Un anno e mezzo fa, durante l’Assemblea dei soci di Cattolica Assicurazioni (io sono uno di loro), il sindaco Tosi intervenne non per un semplice saluto, ma per invitare a votare uno dei candidati alla presidenza (lo stesso da me sostenuto). Pensavo che la posizione del Primo Cittadino fosse presa per il bene della città. Nelle retrovie qualcuno a lui vicino mi bisbigliò di un patto tra il sindaco Tosi e la Presidenza in pectore: prevedeva contropartite e favori personali, tra i quali la nomina della sorella del Sindaco nel CdA di una importante partecipata e l’inserimento nel Consiglio di Amministrazione di Cattolica dell’avv. Maccagnani, dominus del Sindaco nella finanza scaligera. Non badai alle voci. Pensavo che fossero provocazioni. Mai avrei immaginato un voto di scambio con favori direttamente alla sorella del Primo Cittadino. A distanza di un anno verifico che quanto mi venne allora riferito diventa drammaticamente vero. Arrivare al voto di scambio per sostenere poltrone iper-remunerate di Cattolica Assicurazioni, assicurando benefit personali alla famiglia Tosi, mi pare uno schiaffo all’etica di una Compagnia di assicurazione che si fregia del nome di Cattolica, siede in prima linea nelle file dei moralizzatori della città di Verona ed ostenta roboanti interventi su etica ed economia nelle giornate dei Festival Cristiani.
Sono uno schiaffo all’etica cristiana anche le indennità percepite dai membri del Consiglio di Amministrazione. E’ vero che il Presidente di Cattolica percepisce una indennità pari a 7 volte un Presidente di Regione? Perché nei Festival della dottrina sociale della Chiesa non si parla anche di questo oltre che fare i dispensatori di morale per gli altri?

Stefano Valdegamberi

Consigliere UDC alla Regione Veneto 

Nota di Tito Brunelli. La casta Tosi mette radici sempre nuove. Il Sindaco si muove da padrone e cerca tutti i benefici che può per chi lo riconosce come ‘capo’. A Verona gli resta poco da occupare. La speranza è che la legge dello Stato elimini la nomina diretta dei membri dei Consigli di Amministrazione delle aziende comunali. Può succedere viste la crisi economica e la rabbia dei cittadini. Quando poi questi comportamenti entrano in una Compagnia che si presenta con il nome di “Cattolica” la questione si fa gravissima e tocca profondamente le coscienze.

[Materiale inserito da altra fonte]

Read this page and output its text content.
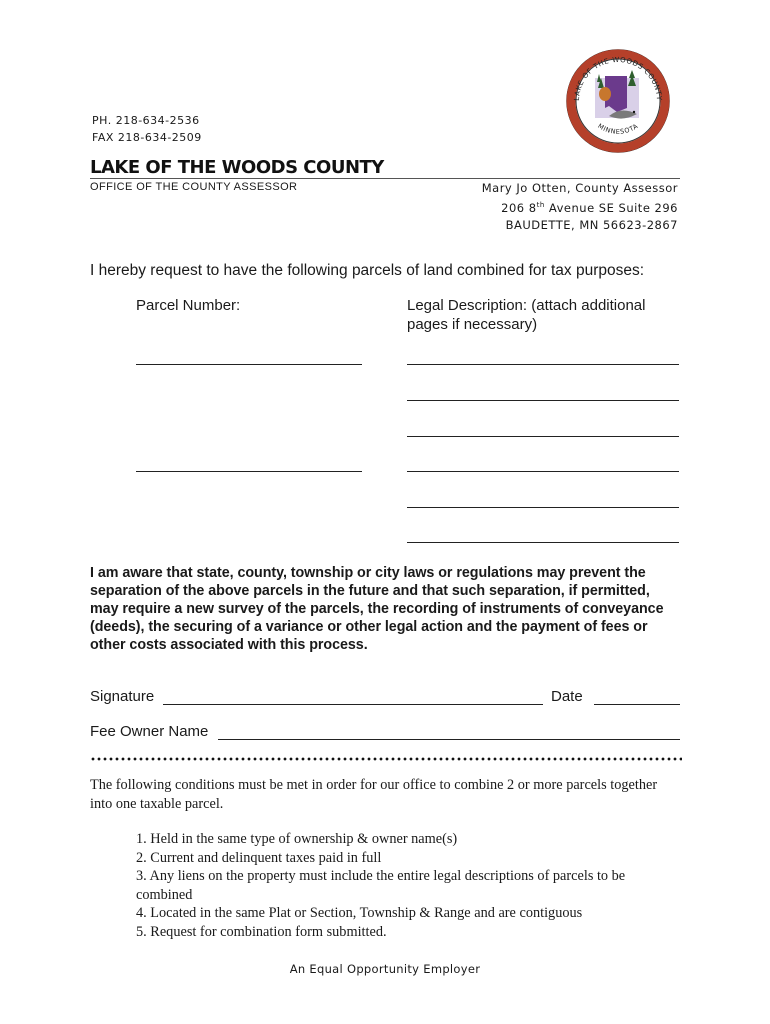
LAKE OF THE WOODS COUNTY
MINNESOTA
PH. 218-634-2536
FAX 218-634-2509
LAKE OF THE WOODS COUNTY
OFFICE OF THE COUNTY ASSESSOR	Mary Jo Otten, County Assessor
206 8th Avenue SE Suite 296
BAUDETTE, MN 56623-2867
I hereby request to have the following parcels of land combined for tax purposes:
Parcel Number:	Legal Description: (attach additional
pages if necessary)
I am aware that state, county, township or city laws or regulations may prevent the separation of the above parcels in the future and that such separation, if permitted, may require a new survey of the parcels, the recording of instruments of conveyance (deeds), the securing of a variance or other legal action and the payment of fees or other costs associated with this process.
Signature	Date
Fee Owner Name
The following conditions must be met in order for our office to combine 2 or more parcels together into one taxable parcel.
1. Held in the same type of ownership & owner name(s)
2. Current and delinquent taxes paid in full
3. Any liens on the property must include the entire legal descriptions of parcels to be
combined
4. Located in the same Plat or Section, Township & Range and are contiguous
5. Request for combination form submitted.
An Equal Opportunity Employer
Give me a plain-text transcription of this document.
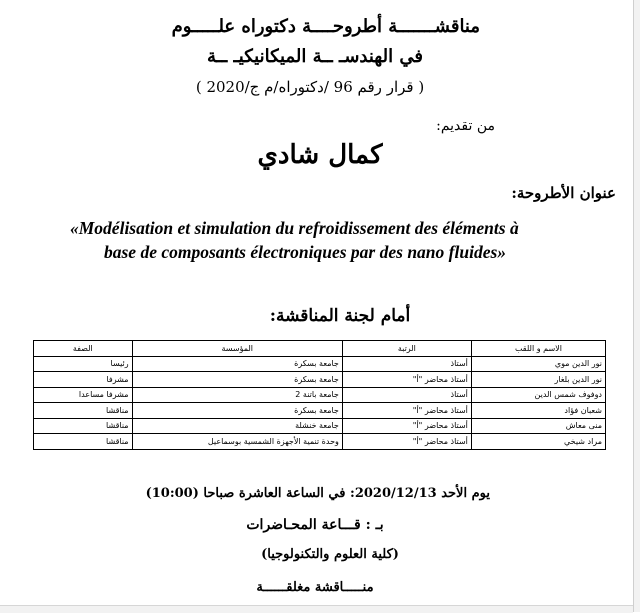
مناقشـــــــة أطروحــــة دكتوراه علـــــوم
في الهندسـ ــة الميكانيكيـ ــة
( قرار رقم 96 /دكتوراه/م ج/2020 )
من تقديم:
كمال شادي
عنوان الأطروحة:
«Modélisation et simulation du refroidissement des éléments à
base de composants électroniques par des nano fluides»
أمام لجنة المناقشة:
الاسم و اللقب	الرتبة	المؤسسة	الصفة
نور الدين موي	أستاذ	جامعة بسكرة	رئيسا
نور الدين بلغار	أستاذ محاضر "أ"	جامعة بسكرة	مشرفا
دوفوف شمس الدين	أستاذ	جامعة باتنة 2	مشرفا مساعدا
شعبان فؤاد	أستاذ محاضر "أ"	جامعة بسكرة	مناقشا
منى معاش	أستاذ محاضر "أ"	جامعة خنشلة	مناقشا
مراد شيخي	أستاذ محاضر "أ"	وحدة تنمية الأجهزة الشمسية بوسماعيل	مناقشا
يوم الأحد 2020/12/13: في الساعة العاشرة صباحا (10:00)
بـ : قـــاعة المحـاضرات
(كلية العلوم والتكنولوجيا)
منـــــاقشة مغلقــــــة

La nomina di Barbara Tosi nel CdA di una banca toscana, concordata tra Cattolica Assicurazioni e il sindaco Tosi, è inammissibile. Chi fa il Sindaco di una città deve evitare in ogni modo e sempre che qualcuno possa pensare che il Sindaco utilizza la sua posizione a favore di una persona del suo giro, tanto più se si tratta della sorella. Ne va della considerazione della politica. Oggi si dà come scontato che chi fa politica ricava dei vantaggi diretti. Se si procede con questi comportamenti, si dà come scontato che la politica è un compra vendita a favore di chi può, non di chi lo merita. E allora arriva l’anti politica. Colpa di chi?